Nicole Hedberg, 25, collapsed in June 2006, and then died a few days later. A Riverside County coroner's autopsy concluded the cause of her death was acute liver failure caused by chronic acetaminophen toxicity.

But after hearing about the amoeba, and relating its symptoms to those Hedberg had before she died, family members started to suspect it might have had something to do with her death.

Riverside County forensic pathologist Scott McCormick stated in a microscopic examination report that no organisms were found in Hedberg's brain, nor was there any brain inflammation.

However, county coroner's officials agreed to send some of Hedberg's tissue samples to the California Department of Public Health, which is able to test more thoroughly for the amoeba, Naegleria fowleri, which enters through the nose and attacks the brain.

Family members of Hedberg have said that she and her fiance had recently moved to Lake Elsinore and would sometimes swim or ride watercraft in the lake.

Lea Brooks, a spokeswoman for the state agency, said Monday that tests for the amoeba proved negative. The tests were done at the viral and rickettsial disease laboratory in Richmond by the California Encephalitis Project in collaboration with the national Centers for Disease Control and Prevention, she said.

Brooks previously said that, out of more than 3,500 cases referred to that project, none had the laboratory data consistent with the deadly amoeba.

She said Monday that the tissue sample was not good enough in quality to test for encephalitis, which is an inflammation of the brain.

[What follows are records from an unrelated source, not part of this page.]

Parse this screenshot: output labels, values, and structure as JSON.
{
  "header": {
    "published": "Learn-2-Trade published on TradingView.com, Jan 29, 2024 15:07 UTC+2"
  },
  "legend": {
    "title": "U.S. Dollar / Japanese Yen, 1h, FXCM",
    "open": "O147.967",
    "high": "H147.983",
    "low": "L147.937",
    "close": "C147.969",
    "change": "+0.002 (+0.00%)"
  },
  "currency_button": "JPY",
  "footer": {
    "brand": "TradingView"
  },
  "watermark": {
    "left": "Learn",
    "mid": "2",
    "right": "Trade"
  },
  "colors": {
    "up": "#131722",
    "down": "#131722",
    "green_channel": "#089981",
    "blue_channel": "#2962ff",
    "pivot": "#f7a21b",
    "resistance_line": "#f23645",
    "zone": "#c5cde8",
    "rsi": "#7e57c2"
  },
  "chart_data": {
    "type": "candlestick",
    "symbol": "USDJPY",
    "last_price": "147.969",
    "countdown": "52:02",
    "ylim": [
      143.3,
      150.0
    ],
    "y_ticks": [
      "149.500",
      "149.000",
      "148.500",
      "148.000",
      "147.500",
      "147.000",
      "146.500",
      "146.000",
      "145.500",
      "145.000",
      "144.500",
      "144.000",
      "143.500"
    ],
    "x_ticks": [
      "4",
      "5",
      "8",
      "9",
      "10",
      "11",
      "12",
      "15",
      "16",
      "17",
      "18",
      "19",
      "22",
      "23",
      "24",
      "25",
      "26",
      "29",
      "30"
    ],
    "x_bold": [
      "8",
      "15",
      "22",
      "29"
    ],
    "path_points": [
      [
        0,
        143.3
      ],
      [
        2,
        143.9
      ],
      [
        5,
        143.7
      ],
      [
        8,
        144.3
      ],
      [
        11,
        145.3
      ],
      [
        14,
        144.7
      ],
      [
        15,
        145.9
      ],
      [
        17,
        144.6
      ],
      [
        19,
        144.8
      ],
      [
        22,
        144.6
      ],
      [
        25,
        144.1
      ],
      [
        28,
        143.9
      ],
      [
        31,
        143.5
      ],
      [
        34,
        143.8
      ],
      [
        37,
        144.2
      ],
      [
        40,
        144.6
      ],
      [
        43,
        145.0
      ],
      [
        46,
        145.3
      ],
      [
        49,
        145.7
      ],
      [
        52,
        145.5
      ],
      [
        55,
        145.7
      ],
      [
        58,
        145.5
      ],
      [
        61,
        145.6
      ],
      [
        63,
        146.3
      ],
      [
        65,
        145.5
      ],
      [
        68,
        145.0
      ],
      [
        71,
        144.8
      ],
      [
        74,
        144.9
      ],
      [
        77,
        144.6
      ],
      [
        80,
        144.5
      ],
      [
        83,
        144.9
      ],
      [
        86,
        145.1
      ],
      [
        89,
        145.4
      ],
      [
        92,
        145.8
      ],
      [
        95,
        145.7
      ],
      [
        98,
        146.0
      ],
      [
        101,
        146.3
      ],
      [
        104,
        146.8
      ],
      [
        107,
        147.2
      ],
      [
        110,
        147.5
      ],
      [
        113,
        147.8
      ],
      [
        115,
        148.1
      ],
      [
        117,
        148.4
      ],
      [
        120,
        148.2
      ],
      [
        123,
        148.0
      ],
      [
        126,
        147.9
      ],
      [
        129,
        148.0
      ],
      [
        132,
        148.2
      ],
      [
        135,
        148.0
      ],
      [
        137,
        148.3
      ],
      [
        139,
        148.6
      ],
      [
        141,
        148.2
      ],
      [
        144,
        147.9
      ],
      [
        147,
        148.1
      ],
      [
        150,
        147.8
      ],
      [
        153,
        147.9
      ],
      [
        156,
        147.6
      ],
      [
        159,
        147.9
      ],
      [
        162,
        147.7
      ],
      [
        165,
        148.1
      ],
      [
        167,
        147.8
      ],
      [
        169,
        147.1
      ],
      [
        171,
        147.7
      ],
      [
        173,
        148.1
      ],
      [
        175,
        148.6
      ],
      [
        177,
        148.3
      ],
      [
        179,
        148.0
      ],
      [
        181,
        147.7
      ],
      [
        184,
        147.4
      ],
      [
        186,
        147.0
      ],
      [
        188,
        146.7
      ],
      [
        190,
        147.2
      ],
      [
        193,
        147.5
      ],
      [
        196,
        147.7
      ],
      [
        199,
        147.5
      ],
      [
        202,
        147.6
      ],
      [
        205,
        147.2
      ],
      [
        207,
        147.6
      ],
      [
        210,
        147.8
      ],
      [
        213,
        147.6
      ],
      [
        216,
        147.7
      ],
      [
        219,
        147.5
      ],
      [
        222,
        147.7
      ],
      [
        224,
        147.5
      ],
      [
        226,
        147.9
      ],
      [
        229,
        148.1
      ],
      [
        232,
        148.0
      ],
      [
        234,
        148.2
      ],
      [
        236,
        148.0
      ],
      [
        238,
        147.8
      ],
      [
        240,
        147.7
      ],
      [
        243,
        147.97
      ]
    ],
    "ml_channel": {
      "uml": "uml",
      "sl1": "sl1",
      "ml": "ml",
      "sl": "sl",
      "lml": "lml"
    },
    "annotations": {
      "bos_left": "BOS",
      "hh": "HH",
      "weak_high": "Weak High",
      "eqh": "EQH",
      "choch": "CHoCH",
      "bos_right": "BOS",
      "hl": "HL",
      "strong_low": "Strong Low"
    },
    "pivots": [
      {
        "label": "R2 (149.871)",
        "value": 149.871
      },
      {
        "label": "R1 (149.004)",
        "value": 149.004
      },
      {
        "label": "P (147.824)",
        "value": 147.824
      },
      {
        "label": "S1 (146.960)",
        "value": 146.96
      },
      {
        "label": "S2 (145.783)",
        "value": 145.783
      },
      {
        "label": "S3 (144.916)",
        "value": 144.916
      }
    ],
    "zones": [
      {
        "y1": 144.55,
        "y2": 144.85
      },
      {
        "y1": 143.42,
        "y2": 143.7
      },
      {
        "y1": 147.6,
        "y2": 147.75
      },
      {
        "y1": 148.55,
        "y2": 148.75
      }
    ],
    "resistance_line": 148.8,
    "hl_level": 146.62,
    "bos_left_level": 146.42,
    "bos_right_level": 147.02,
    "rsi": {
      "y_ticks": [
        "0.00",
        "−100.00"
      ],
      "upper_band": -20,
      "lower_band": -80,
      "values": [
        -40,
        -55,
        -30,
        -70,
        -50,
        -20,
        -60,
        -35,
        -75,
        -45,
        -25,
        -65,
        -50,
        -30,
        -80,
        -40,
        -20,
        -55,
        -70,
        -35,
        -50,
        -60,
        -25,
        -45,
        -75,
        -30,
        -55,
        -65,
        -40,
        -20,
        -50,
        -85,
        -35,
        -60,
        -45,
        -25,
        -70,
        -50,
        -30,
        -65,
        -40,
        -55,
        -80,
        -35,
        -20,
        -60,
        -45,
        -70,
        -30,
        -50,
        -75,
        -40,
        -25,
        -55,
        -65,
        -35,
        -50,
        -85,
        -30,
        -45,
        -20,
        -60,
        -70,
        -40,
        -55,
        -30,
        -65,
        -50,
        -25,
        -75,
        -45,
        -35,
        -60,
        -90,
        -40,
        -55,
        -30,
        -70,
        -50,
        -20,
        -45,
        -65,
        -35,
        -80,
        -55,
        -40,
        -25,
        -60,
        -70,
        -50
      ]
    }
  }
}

It is believed that the Centers for Disease Control and Prevention also may have conducted tests for the amoeba from Hedberg's tissue samples, but a spokeswoman there said the agency was not allowed to comment on medical results.

Another spokesperson with the California Department of Public Health previously said the CDC test results showed no evidence of the amoeba.

Members of Hedberg's family who have previously spoken about her death and subsequent tests did not return calls and e-mails requesting comment.

According to the CDC, the amoeba killed 23 people in the United States from 1995 to 2004.

There were reports of six people across the country dying this year from the amoeba, which lives naturally in organic sediment in warm lake water but can be deadly when inhaled.